Apalagi memandang mata bening penuh harap dari Zia, membuatnya tak sanggup untuk melontarkan jawaban yang hanya akan memberikan harapan palsu pada anak semata wayangnya.
"Ayah sedang pergi bekerja. Tapi jangan khawatir, ayah akan segera pulang suatu hari nanti."
Lagi-lagi hanya kalimat itu yang sanggup Airin katakan pada Zia. Tak sekalipun Airin mengatakan hal yang buruk pada putrinya, berharap Zia mampu melanjutkan hidup tanpa ada dendam yang tumbuh di hati pada sosok sang ayah.
"Benarkah?" Zia semakin antusias mendengar jawaban itu.
"Tentu saja." Airin terpaksa mengembangkan senyumnya agar terlihat meyakinkan.
"Semoga pekerjaan ayah cepat selesai, lalu segera pulang ke rumah. Zia rindu sama ayah," balas Zia.
"Bunda juga rindu .... "
Airin teringat kembali dialognya dengan Zia kala itu. Sempat menaruh harapan besar pada orang yang tak pantas diharapkan.
"Hiks .... " isakkan yang sudah ia tahan sekuat tenaga akhirnya lolos begitu saja dari bibir yang bergetar.

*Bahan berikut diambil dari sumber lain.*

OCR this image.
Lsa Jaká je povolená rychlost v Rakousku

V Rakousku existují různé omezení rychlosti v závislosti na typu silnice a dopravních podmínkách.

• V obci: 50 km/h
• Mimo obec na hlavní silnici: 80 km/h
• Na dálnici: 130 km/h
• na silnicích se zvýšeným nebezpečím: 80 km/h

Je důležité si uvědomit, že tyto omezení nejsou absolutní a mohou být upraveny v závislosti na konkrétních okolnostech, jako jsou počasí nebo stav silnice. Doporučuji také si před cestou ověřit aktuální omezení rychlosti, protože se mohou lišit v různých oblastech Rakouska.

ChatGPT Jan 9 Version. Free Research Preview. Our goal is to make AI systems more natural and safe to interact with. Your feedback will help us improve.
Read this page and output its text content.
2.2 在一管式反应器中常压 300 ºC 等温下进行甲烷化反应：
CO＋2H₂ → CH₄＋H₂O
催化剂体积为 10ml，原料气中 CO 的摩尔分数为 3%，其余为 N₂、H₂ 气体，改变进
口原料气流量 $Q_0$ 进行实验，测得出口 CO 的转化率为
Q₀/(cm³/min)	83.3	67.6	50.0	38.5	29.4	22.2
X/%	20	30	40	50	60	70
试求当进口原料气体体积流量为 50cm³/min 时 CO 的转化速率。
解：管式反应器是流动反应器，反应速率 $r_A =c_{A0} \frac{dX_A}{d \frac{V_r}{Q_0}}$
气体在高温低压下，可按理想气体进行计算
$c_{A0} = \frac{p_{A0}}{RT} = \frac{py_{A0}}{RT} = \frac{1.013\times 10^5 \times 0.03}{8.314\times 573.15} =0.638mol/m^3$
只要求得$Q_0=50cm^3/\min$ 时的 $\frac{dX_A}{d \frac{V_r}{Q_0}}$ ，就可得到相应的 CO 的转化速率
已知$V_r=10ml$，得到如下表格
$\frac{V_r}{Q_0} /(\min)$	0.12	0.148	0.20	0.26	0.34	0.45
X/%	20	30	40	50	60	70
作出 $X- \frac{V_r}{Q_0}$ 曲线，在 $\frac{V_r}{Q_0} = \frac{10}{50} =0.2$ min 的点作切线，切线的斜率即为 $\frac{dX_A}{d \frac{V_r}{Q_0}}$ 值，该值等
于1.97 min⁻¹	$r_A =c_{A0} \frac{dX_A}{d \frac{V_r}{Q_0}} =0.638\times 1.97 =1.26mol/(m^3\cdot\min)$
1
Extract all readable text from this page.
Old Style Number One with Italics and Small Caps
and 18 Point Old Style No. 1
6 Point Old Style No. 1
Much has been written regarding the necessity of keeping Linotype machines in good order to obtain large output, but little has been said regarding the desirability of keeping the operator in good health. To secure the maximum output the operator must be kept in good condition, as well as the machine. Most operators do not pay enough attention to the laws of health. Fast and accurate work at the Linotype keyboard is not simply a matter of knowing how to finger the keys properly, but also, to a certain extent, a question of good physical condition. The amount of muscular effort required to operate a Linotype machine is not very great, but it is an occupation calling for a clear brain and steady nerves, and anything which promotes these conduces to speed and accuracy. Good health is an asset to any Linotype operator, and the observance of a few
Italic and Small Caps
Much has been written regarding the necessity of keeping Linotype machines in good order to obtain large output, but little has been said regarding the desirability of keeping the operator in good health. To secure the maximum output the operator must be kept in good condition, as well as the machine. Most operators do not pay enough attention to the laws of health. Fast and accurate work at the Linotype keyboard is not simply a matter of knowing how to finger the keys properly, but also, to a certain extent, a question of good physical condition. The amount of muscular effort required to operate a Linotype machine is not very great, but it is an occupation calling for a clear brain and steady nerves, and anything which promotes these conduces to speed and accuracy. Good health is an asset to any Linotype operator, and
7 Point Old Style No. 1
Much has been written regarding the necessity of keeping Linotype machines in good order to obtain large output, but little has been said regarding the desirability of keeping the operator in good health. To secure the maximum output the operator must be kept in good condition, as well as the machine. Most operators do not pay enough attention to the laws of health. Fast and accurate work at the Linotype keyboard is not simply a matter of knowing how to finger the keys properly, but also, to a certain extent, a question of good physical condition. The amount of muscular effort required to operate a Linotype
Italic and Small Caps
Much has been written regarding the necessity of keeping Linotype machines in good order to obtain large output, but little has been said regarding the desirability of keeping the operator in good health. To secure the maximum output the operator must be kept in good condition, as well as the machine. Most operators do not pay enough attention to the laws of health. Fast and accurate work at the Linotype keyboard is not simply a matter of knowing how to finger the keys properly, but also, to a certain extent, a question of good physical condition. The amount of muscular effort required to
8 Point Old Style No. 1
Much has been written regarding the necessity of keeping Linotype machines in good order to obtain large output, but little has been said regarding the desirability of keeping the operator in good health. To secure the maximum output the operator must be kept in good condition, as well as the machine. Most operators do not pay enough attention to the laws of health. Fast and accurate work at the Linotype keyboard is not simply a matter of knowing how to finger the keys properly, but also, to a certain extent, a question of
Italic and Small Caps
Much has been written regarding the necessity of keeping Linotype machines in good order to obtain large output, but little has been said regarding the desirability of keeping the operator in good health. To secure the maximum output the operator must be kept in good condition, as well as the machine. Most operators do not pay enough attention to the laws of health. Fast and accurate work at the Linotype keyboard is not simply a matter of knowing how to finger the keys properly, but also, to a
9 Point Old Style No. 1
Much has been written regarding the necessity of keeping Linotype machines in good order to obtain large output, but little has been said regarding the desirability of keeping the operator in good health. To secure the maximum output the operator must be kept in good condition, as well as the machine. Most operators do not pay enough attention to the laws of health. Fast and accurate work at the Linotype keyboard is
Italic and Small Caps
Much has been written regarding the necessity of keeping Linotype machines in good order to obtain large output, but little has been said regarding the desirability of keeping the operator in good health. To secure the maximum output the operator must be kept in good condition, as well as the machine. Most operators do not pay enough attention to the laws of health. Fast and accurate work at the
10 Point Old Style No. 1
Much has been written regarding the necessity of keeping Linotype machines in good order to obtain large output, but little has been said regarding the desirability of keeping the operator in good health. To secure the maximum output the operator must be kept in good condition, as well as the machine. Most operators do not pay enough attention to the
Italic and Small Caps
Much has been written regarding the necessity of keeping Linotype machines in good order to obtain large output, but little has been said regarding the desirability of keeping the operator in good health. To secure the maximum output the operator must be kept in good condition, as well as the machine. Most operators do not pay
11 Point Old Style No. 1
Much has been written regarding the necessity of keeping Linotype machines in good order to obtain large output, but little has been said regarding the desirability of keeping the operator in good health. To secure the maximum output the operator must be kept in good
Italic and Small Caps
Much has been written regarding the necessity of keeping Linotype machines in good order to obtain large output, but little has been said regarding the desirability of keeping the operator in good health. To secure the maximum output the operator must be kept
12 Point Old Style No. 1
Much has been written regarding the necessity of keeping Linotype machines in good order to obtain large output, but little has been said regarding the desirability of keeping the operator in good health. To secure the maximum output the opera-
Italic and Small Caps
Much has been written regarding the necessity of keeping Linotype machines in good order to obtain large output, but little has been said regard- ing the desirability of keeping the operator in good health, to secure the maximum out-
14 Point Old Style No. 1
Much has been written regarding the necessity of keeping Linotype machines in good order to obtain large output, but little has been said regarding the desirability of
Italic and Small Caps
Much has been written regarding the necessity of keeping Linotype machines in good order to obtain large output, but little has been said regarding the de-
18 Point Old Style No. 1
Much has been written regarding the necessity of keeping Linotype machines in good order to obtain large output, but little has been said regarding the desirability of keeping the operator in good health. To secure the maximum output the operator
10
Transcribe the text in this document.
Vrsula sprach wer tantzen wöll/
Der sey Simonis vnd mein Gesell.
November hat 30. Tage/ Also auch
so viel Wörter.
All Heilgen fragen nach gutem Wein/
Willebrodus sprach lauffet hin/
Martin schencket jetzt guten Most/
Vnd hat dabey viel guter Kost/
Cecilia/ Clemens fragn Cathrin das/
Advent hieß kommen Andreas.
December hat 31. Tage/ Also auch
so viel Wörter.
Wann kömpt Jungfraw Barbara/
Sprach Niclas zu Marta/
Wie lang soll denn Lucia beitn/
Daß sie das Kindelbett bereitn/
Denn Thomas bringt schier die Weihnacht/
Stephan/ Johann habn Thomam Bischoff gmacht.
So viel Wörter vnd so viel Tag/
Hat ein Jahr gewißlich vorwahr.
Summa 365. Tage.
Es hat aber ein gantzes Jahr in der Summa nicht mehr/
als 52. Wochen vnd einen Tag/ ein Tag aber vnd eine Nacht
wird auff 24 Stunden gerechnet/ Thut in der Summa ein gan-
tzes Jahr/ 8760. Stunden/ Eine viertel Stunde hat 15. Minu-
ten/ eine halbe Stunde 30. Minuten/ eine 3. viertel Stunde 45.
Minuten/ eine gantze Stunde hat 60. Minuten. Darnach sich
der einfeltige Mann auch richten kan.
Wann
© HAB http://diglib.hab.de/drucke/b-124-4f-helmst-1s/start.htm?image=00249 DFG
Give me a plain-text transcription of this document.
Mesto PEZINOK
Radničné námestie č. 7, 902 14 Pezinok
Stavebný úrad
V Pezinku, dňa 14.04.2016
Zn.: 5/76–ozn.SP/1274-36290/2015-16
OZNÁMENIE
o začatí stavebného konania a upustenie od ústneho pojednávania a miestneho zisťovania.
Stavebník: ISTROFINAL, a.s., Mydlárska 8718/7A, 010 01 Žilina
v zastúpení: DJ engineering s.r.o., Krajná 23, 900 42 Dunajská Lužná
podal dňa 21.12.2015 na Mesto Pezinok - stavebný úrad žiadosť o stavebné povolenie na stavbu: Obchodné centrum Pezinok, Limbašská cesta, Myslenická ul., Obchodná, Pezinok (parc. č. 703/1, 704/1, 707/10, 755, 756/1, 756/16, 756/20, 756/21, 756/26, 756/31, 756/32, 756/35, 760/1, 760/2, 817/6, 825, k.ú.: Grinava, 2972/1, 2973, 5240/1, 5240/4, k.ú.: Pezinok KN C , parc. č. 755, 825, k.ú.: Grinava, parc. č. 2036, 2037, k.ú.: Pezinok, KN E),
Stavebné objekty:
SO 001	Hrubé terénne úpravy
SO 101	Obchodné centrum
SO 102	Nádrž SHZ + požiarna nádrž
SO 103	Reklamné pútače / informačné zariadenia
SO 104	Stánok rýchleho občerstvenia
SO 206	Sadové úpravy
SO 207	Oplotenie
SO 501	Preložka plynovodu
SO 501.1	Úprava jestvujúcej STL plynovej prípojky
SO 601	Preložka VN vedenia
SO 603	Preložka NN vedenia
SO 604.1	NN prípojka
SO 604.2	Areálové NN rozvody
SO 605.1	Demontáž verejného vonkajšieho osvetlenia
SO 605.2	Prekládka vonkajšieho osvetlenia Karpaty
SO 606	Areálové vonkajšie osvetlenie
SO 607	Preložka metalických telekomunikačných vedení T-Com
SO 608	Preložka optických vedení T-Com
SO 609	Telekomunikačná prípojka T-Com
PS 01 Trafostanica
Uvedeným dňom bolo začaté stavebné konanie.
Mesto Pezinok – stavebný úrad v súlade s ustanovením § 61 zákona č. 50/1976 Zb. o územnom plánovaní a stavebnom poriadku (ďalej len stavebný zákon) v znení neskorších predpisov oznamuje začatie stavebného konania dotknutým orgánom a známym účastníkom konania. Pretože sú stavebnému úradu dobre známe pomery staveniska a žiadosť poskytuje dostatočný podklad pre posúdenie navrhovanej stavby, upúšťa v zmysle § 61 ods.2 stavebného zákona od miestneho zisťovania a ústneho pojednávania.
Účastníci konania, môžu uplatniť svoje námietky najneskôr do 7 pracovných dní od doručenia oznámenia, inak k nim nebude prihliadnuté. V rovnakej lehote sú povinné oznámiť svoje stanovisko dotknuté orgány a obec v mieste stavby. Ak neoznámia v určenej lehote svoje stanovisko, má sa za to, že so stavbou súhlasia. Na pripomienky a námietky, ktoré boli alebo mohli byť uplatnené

Mendengar isak tangis yang semakin menyayat hati. Pemilik sepasang mata yang sedari tadi hanya memperhatikan, kini akhirnya dengan berani merengkuh tubuh Airin, lalu mendekapnya dalam pelukan penuh sesal.
Aroma maskulin yang sudah sangat Airin hafal mulai menyeruak ke dalam pernafasannya yang sedikit sesak.
Bukannya tenang, tangis Airin malah semakin pecah. Menangis dalam dekapan pria yang sudah menorehkan terlalu banyak luka.
"M-maaf .... "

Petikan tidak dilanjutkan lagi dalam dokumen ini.